McGirr himself took the witness stand Wednesday to explain how he was “going crazy” after witnessing someone’s death “in front of my eyes” and how he buried Biddle’s clothes and belongings in an act of “spiritual reconciliation. “.
He claimed he had an “innate desire to do something reverential” with his belongings, he said, and wanted to “commemorate his life.”
“At no point did I try to hide anything from the police,” McGirr told the court.
“He was very upset and shocked, affected by alcohol and drugs.”
Biddle’s bikini top has never been found, the court heard.
McGirr claimed that he had taken four party pills at his house that night.
Someone had given them to her at a party, she says, and she didn’t know “if it was ecstasy or some kind of weed.” To this day, he says he is unsure of the “exact composition” of the pills.
After crushing one on a cutting board in the kitchen, he says he inhaled the powder from the pill before heading back to the spa pool where he, Biddle and Higginson had been drinking and hanging out.
Earlier claims at the trial of his friend, North Canterbury polo player Higginson, that McGirr walked out of the house to the spa with three 3cm rows of ground powder “a kind of blue … bluish” that he took as ecstasy were “absolute rubbish”.
Two more pills were left in a container and placed in a bread container, McGirr says.
You suspect that others must have taken them.
After taking the pills, Higginson said that at some point he returned to the spa when McGirr told him that Biddle was dead.
Higginson says he was the one who pulled Biddle out of the spa and tried to resuscitate her with CPR, while an aggressive McGirr, wearing an ankle bracelet for a drunk driving conviction, refused to call an ambulance, claiming he said, “Shit. Get out. The police won’t come around here.”
Higginson put her in his car and drove to the top of McGirr’s steep driveway, where he called 111 and said he continued CPR.
Emergency services arrived quickly, but Biddle was pronounced dead on the side of the road around 1.20 a.m. M.
But McGirr said it was he, and not Higginson, who tried to save his life.
He remembered turning around and seeing an unconscious Biddle “head down in the pool.”
“I immediately took her out and started CPR on her,” McGirr said.
After a while, he thought CPR was “useless.” He looked into the spa and saw Higginson “gurgling water”.
“In my opinion, he was about 30 seconds away from drowning,” said McGirr, who claims that he pulled him out and put him in recovery position, saving his life.
Biddle was dead before she left home, McGirr believes.
McGirr, “freaking out and peaking,” began to order. She put the lid on the spa pool, put away the cans and bottles of alcohol, and when she was scooping fish guts into a bucket outside, she tripped over her clothes and bag. He saw his passport photo and a “great deal of sadness” washed over him.
McGirr came down the steep slope of his property “threw his things on the ground.”
He used a shovel to cover Biddle’s items with “leaves and what not” and pushed them in a cross formation, said a prayer, repeating the psalm “The Lord is my Shepherd” and then “felt as if she lifted up.
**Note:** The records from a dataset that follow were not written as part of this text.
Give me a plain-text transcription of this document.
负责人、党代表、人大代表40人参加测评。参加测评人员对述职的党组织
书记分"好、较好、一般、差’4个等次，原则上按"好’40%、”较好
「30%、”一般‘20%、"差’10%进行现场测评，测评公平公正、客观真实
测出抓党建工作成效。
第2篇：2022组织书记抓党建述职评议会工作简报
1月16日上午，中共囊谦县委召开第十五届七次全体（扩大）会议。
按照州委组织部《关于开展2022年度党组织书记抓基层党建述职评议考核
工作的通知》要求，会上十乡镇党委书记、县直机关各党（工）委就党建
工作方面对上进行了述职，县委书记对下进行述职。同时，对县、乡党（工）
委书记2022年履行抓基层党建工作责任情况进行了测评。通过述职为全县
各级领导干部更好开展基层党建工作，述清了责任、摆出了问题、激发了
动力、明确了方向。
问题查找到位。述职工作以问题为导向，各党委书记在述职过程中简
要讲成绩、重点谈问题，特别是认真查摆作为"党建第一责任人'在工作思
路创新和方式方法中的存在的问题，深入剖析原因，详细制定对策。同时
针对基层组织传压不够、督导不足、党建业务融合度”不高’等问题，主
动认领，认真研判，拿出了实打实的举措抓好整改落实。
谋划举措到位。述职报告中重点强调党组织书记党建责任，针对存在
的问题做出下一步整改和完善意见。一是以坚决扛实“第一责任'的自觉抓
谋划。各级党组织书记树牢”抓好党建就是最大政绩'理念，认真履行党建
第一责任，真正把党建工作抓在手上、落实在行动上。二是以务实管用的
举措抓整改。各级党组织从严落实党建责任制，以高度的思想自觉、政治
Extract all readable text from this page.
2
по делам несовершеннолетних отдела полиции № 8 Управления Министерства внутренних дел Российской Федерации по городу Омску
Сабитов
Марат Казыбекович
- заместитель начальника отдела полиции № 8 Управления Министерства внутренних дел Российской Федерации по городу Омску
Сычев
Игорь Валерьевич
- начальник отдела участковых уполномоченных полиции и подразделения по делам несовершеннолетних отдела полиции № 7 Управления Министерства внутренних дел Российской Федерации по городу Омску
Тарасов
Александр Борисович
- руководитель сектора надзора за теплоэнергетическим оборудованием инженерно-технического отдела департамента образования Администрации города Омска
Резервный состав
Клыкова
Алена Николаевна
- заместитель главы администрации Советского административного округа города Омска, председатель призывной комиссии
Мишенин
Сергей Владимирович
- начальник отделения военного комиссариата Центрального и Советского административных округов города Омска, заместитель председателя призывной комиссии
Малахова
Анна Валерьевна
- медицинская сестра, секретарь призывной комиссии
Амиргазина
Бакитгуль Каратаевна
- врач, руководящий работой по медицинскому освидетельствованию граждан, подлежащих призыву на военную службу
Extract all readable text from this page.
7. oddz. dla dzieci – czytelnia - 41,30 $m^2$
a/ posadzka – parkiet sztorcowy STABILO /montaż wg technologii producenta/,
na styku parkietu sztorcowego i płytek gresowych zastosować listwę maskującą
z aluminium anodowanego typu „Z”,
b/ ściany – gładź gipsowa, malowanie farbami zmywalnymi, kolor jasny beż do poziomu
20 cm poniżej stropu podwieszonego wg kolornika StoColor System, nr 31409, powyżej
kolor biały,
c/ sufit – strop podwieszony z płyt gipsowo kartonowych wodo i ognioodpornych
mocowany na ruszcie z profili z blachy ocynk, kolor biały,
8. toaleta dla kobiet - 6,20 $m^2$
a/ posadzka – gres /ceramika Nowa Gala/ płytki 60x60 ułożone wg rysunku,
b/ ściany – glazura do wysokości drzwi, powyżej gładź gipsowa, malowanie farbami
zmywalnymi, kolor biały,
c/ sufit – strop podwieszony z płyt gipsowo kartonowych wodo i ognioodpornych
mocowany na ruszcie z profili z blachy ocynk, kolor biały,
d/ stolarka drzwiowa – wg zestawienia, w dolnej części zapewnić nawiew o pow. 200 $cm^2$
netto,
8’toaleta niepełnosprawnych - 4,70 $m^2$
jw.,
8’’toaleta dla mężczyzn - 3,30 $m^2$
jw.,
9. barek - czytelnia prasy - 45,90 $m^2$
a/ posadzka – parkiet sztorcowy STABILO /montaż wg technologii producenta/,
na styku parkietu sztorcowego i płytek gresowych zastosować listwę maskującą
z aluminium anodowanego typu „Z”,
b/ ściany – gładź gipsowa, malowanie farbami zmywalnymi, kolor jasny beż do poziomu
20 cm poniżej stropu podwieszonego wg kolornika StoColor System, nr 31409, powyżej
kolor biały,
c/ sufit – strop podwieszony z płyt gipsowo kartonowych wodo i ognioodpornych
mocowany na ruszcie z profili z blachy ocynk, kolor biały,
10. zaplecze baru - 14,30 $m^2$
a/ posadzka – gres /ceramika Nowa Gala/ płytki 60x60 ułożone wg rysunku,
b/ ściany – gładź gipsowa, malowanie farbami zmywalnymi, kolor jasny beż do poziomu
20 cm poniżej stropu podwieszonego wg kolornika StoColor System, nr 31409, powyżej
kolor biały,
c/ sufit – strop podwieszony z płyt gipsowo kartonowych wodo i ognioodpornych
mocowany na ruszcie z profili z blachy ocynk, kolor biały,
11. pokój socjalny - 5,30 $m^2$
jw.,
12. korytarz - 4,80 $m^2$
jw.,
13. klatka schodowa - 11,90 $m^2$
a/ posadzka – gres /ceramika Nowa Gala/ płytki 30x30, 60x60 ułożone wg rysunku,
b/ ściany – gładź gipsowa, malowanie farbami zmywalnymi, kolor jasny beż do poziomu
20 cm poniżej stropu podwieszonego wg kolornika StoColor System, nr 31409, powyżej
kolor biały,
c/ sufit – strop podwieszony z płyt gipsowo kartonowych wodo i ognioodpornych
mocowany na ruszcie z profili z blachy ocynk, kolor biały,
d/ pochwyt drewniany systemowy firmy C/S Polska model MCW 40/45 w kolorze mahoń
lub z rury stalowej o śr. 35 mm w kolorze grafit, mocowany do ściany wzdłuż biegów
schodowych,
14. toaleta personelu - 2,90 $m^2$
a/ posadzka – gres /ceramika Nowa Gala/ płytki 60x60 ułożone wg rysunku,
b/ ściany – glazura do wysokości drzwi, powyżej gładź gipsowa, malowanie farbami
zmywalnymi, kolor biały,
He said it may sound a bit strange, but “when someone dies in front of you, you feel like you need to do something.”
“It was just a moment of peace really, in the native forest with his things … He was quite upset to put it mildly,” McGirr said.
“I just had an innate desire to find some kind of spiritual reconciliation immediately after the event.”
McGirr then slept wrapped in a duvet on the floor of his hillside property before arriving home at 3.30 a.m. and being greeted by police officers.
He claims he told an officer about the clothes right away, then took them exactly where they were.
The Crown says Biddle was very drunk, almost four times the limit for drunk driving, and found a high concentration of MDMA in his system about 15 times higher than “normal recreational use” of the drug.
An autopsy found that the cause of death was likely a drug overdose that caused sudden cardiac arrest.